Juso per ferie a Venezia 83: il documentario su Galliano Juso
Fuori concorso nella sezione Open, il film di Karen Di Porto racconta oltre cinquant'anni di cinema italiano attraverso la figura del produttore Galliano Juso
Sarà presentato all'83ª Mostra Internazionale d'Arte Cinematografica di Venezia, nella sezione Open - Fuori Concorso, "Juso per ferie", il documentario scritto da Karen Di Porto e Steve Della Casa e diretto dalla stessa Karen Di Porto.
Il film è prodotto da Francesco Cimpanelli per Life Cinema, in collaborazione con Titanus, Rodeo Drive e Master Five Cinematografica, e ripercorre la vita e la carriera di Galliano Juso, produttore anticonvenzionale che ha lasciato un segno profondo nel cinema italiano di genere, distinguendosi per la capacità di scoprire nuovi talenti e scommettere su storie originali.
Il documentario racconta, con uno sguardo affettuoso, ironico e irriverente, il percorso umano e professionale di Juso, protagonista di una stagione importante del cinema popolare italiano.
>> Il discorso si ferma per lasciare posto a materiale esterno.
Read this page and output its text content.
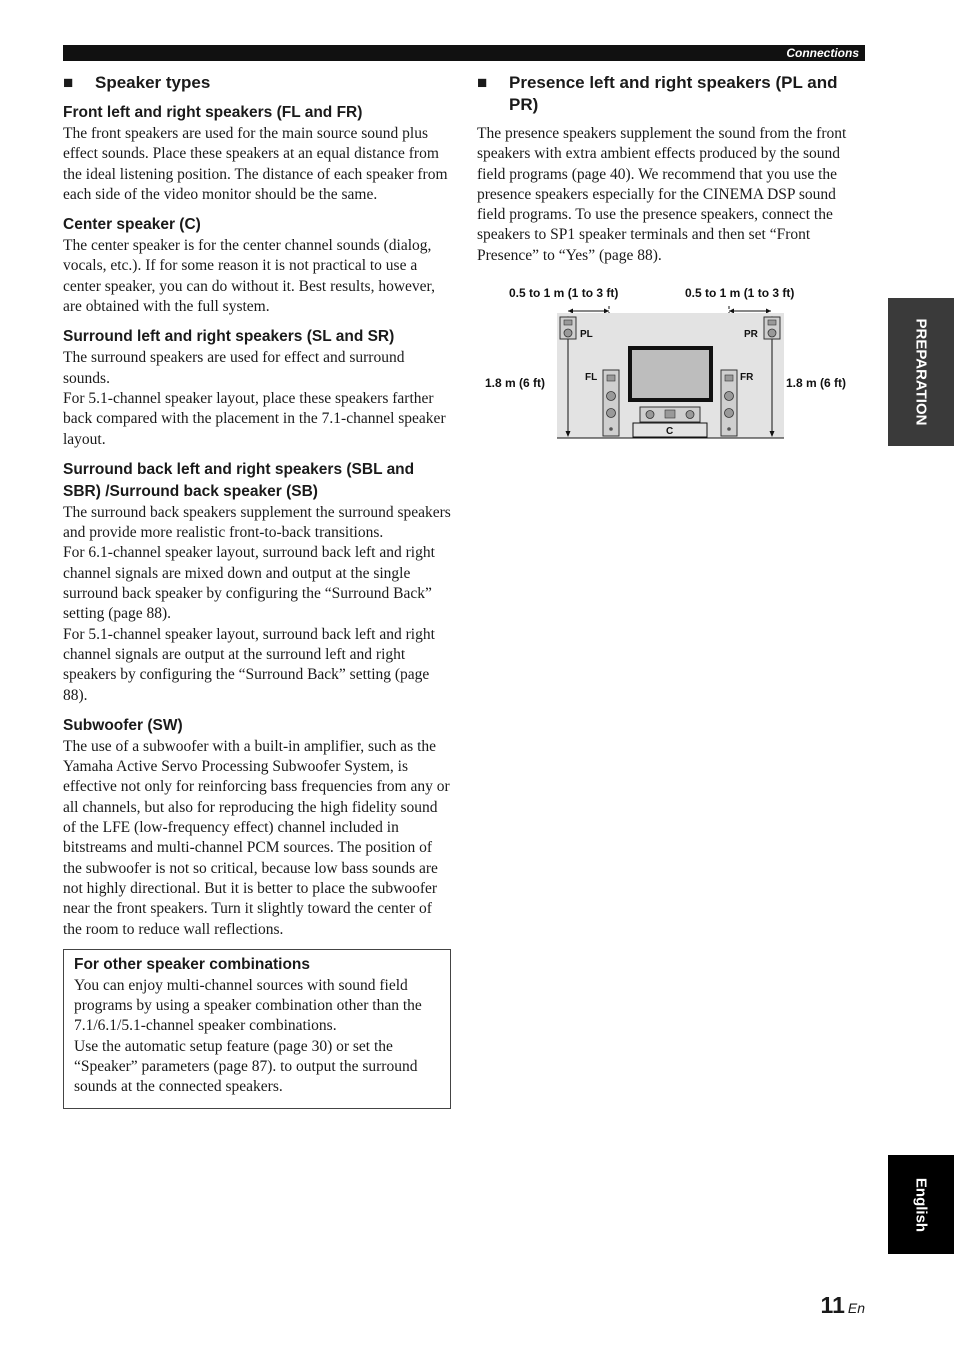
Connections
■	Speaker types
Front left and right speakers (FL and FR)

The front speakers are used for the main source sound plus effect sounds. Place these speakers at an equal distance from the ideal listening position. The distance of each speaker from each side of the video monitor should be the same.

Center speaker (C)

The center speaker is for the center channel sounds (dialog, vocals, etc.). If for some reason it is not practical to use a center speaker, you can do without it. Best results, however, are obtained with the full system.

Surround left and right speakers (SL and SR)

The surround speakers are used for effect and surround sounds.
For 5.1-channel speaker layout, place these speakers farther back compared with the placement in the 7.1-channel speaker layout.

Surround back left and right speakers (SBL and SBR) /Surround back speaker (SB)

The surround back speakers supplement the surround speakers and provide more realistic front-to-back transitions.
For 6.1-channel speaker layout, surround back left and right channel signals are mixed down and output at the single surround back speaker by configuring the “Surround Back” setting (page 88).
For 5.1-channel speaker layout, surround back left and right channel signals are output at the surround left and right speakers by configuring the “Surround Back” setting (page 88).

Subwoofer (SW)

The use of a subwoofer with a built-in amplifier, such as the Yamaha Active Servo Processing Subwoofer System, is effective not only for reinforcing bass frequencies from any or all channels, but also for reproducing the high fidelity sound of the LFE (low-frequency effect) channel included in bitstreams and multi-channel PCM sources. The position of the subwoofer is not so critical, because low bass sounds are not highly directional. But it is better to place the subwoofer near the front speakers. Turn it slightly toward the center of the room to reduce wall reflections.

For other speaker combinations

You can enjoy multi-channel sources with sound field programs by using a speaker combination other than the 7.1/6.1/5.1-channel speaker combinations.
Use the automatic setup feature (page 30) or set the “Speaker” parameters (page 87). to output the surround sounds at the connected speakers.

■	Presence left and right speakers (PL and PR)

The presence speakers supplement the sound from the front speakers with extra ambient effects produced by the sound field programs (page 40). We recommend that you use the presence speakers especially for the CINEMA DSP sound field programs. To use the presence speakers, connect the speakers to SP1 speaker terminals and then set “Front Presence” to “Yes” (page 88).

0.5 to 1 m (1 to 3 ft)	0.5 to 1 m (1 to 3 ft)
1.8 m (6 ft)	1.8 m (6 ft)
PL	PR
FL	FR
C
PREPARATION
English
11 En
Dall'esordio negli anni Settanta con il filone del poliziottesco fino alla continua ricerca di nuovi autori e linguaggi cinematografici, il produttore ha attraversato oltre cinquant'anni di storia del cinema nazionale.
Tra le collaborazioni più significative figurano quelle con interpreti come Luc Merenda, protagonista de Il poliziotto è marcio di Fernando Di Leo (1974), e Tomas Milian, con il quale Juso firmò alcuni dei suoi maggiori successi, consolidando il sodalizio con Bruno Corbucci per Squadra antiscippo (1976).
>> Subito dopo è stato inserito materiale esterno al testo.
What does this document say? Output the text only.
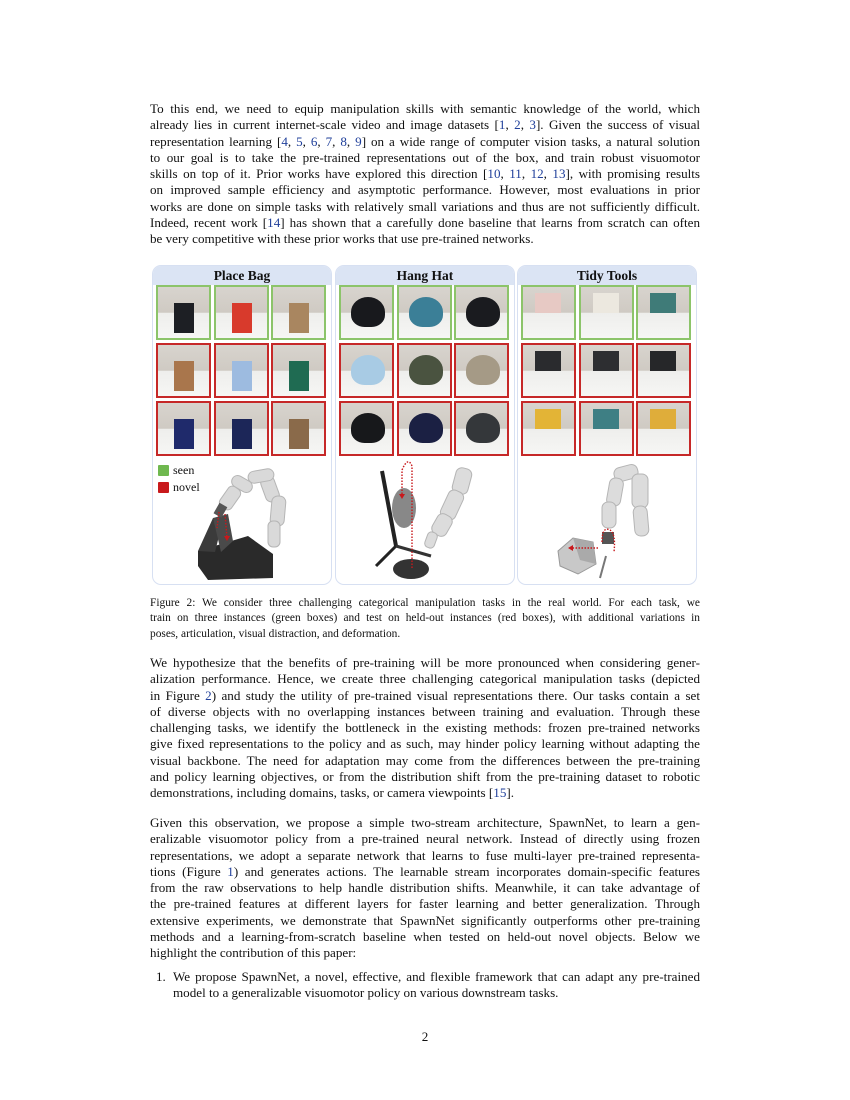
To this end, we need to equip manipulation skills with semantic knowledge of the world, which
already lies in current internet-scale video and image datasets [1, 2, 3]. Given the success of visual
representation learning [4, 5, 6, 7, 8, 9] on a wide range of computer vision tasks, a natural solution
to our goal is to take the pre-trained representations out of the box, and train robust visuomotor
skills on top of it. Prior works have explored this direction [10, 11, 12, 13], with promising results
on improved sample efficiency and asymptotic performance. However, most evaluations in prior
works are done on simple tasks with relatively small variations and thus are not sufficiently difficult.
Indeed, recent work [14] has shown that a carefully done baseline that learns from scratch can often
be very competitive with these prior works that use pre-trained networks.
Place Bag
seen
novel
Hang Hat	Tidy Tools
Figure 2: We consider three challenging categorical manipulation tasks in the real world. For each task, we
train on three instances (green boxes) and test on held-out instances (red boxes), with additional variations in
poses, articulation, visual distraction, and deformation.
We hypothesize that the benefits of pre-training will be more pronounced when considering gener-
alization performance. Hence, we create three challenging categorical manipulation tasks (depicted
in Figure 2) and study the utility of pre-trained visual representations there. Our tasks contain a set
of diverse objects with no overlapping instances between training and evaluation. Through these
challenging tasks, we identify the bottleneck in the existing methods: frozen pre-trained networks
give fixed representations to the policy and as such, may hinder policy learning without adapting the
visual backbone. The need for adaptation may come from the differences between the pre-training
and policy learning objectives, or from the distribution shift from the pre-training dataset to robotic
demonstrations, including domains, tasks, or camera viewpoints [15].
Given this observation, we propose a simple two-stream architecture, SpawnNet, to learn a gen-
eralizable visuomotor policy from a pre-trained neural network. Instead of directly using frozen
representations, we adopt a separate network that learns to fuse multi-layer pre-trained representa-
tions (Figure 1) and generates actions. The learnable stream incorporates domain-specific features
from the raw observations to help handle distribution shifts. Meanwhile, it can take advantage of
the pre-trained features at different layers for faster learning and better generalization. Through
extensive experiments, we demonstrate that SpawnNet significantly outperforms other pre-training
methods and a learning-from-scratch baseline when tested on held-out novel objects. Below we
highlight the contribution of this paper:
1. We propose SpawnNet, a novel, effective, and flexible framework that can adapt any pre-trained
model to a generalizable visuomotor policy on various downstream tasks.
2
Negli anni successivi ha ampliato il proprio raggio d'azione, lavorando con registi come Nando Cicero, Daniele Ciprì, Franco Maresco e Flavia Mastrella, sostenendo inoltre il lavoro di numerose registe, tra cui Giuliana Gamba, Maria Martinelli e Monica Stambrini, della quale produsse Benzina nel 2001.
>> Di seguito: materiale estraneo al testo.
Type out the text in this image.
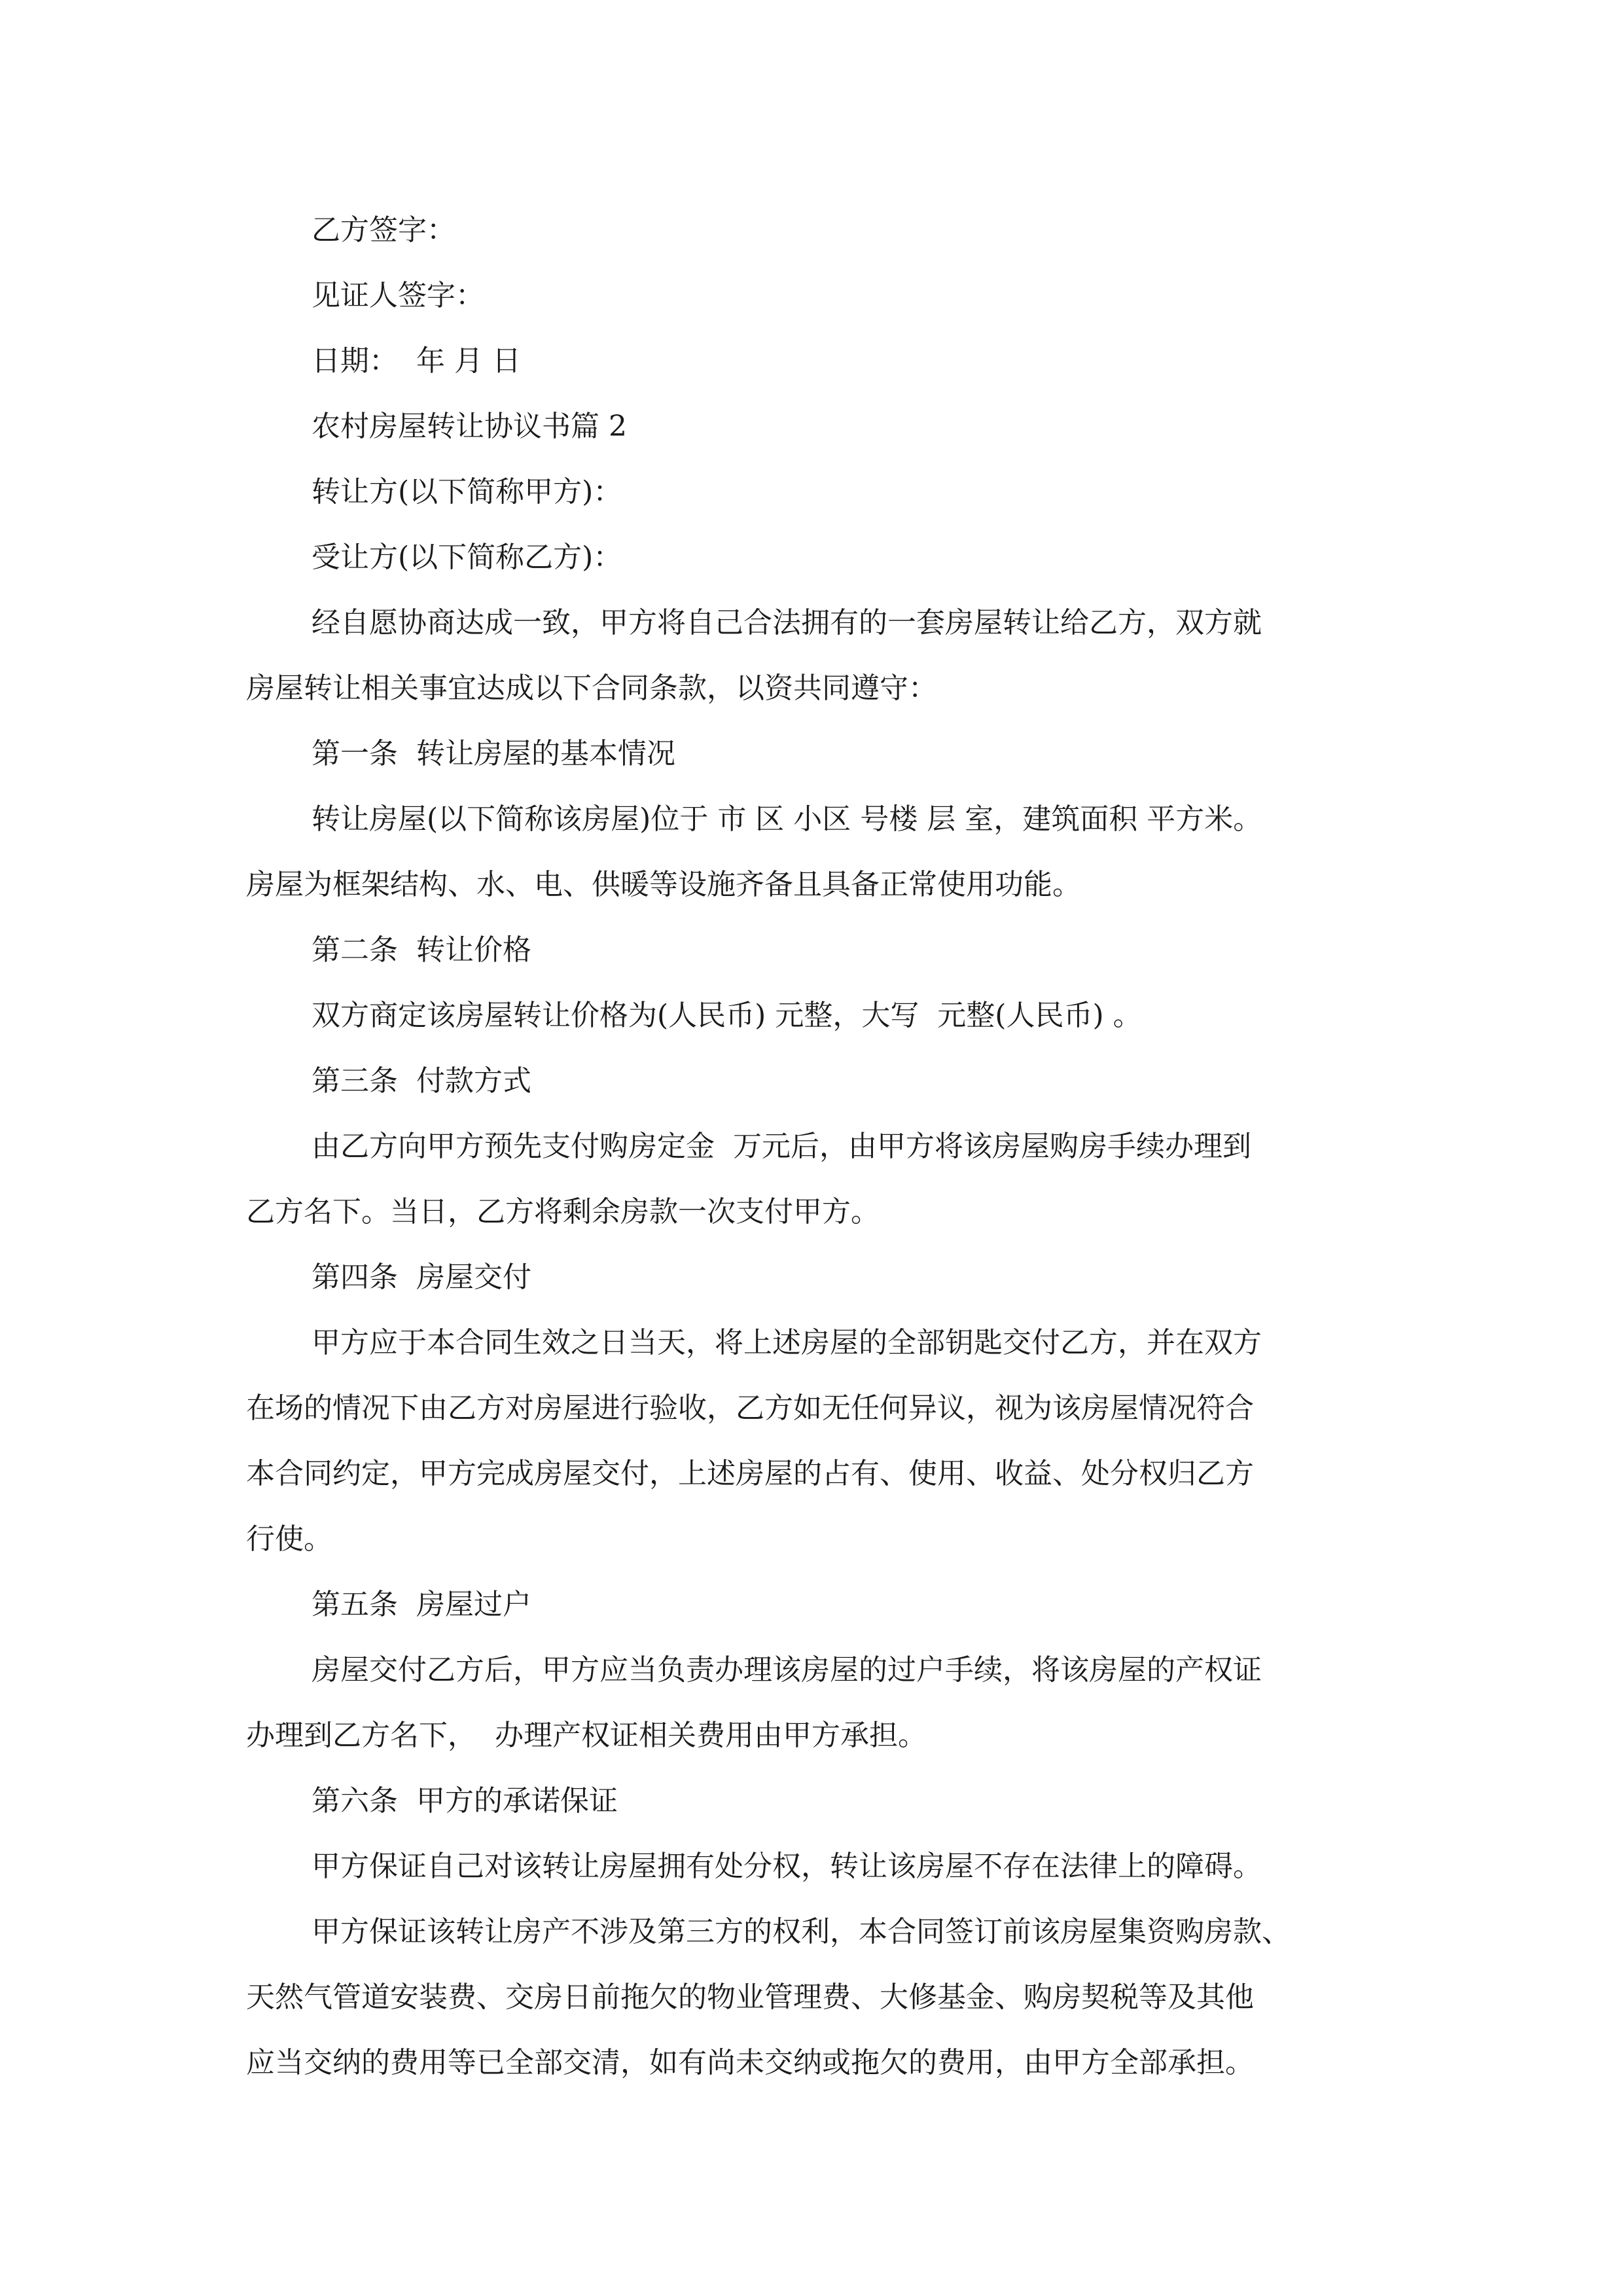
乙方签字：

见证人签字：

日期：  年 月 日

农村房屋转让协议书篇 2

转让方(以下简称甲方)：

受让方(以下简称乙方)：

经自愿协商达成一致，甲方将自己合法拥有的一套房屋转让给乙方，双方就

房屋转让相关事宜达成以下合同条款，以资共同遵守：

第一条  转让房屋的基本情况

转让房屋(以下简称该房屋)位于 市 区 小区 号楼 层 室，建筑面积 平方米。

房屋为框架结构、水、电、供暖等设施齐备且具备正常使用功能。

第二条  转让价格

双方商定该房屋转让价格为(人民币) 元整，大写  元整(人民币) 。

第三条  付款方式

由乙方向甲方预先支付购房定金  万元后，由甲方将该房屋购房手续办理到

乙方名下。当日，乙方将剩余房款一次支付甲方。

第四条  房屋交付

甲方应于本合同生效之日当天，将上述房屋的全部钥匙交付乙方，并在双方

在场的情况下由乙方对房屋进行验收，乙方如无任何异议，视为该房屋情况符合

本合同约定，甲方完成房屋交付，上述房屋的占有、使用、收益、处分权归乙方

行使。

第五条  房屋过户

房屋交付乙方后，甲方应当负责办理该房屋的过户手续，将该房屋的产权证

办理到乙方名下，  办理产权证相关费用由甲方承担。

第六条  甲方的承诺保证

甲方保证自己对该转让房屋拥有处分权，转让该房屋不存在法律上的障碍。

甲方保证该转让房产不涉及第三方的权利，本合同签订前该房屋集资购房款、

天然气管道安装费、交房日前拖欠的物业管理费、大修基金、购房契税等及其他

应当交纳的费用等已全部交清，如有尚未交纳或拖欠的费用，由甲方全部承担。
Una filmografia eterogenea, nella quale cinema di genere, sperimentazione e scoperta di nuovi talenti hanno continuato a convivere fino agli ultimi anni della sua attività.
«Galliano Juso è il punto di incontro perfetto tra il romanticismo e l'arte d'arrangiarsi – racconta Steve Della Casa –. Aveva la genialità di intuire il valore di autori come Daniele Ciprì, Franco Maresco e Antonio Rezza, ma anche la capacità di realizzare i film che desiderava pur senza disporre delle risorse economiche necessarie. Per raccontare una figura come la sua servono affetto e passione».
Per Karen Di Porto, il documentario nasce anche da un legame personale con il produttore. «Galliano ha prodotto i miei primi due film e mi ha dato l'opportunità di esordire nel cinema e di dirigere Il Grande Boccia, il progetto che aveva inseguito per decenni. Ho imparato a conoscere e ad amare tanto i suoi straordinari pregi quanto i suoi difetti. Il suo coraggio, la sua determinazione e la sua capacità di rischiare continuano a rappresentare per me una fonte di ispirazione».
Con Juso per ferie, Karen Di Porto e Steve Della Casa firmano così un omaggio a uno dei produttori più originali del cinema italiano, ripercorrendo oltre mezzo secolo di storie, intuizioni e passioni che hanno contribuito a scrivere una pagina importante della cinematografia nazionale.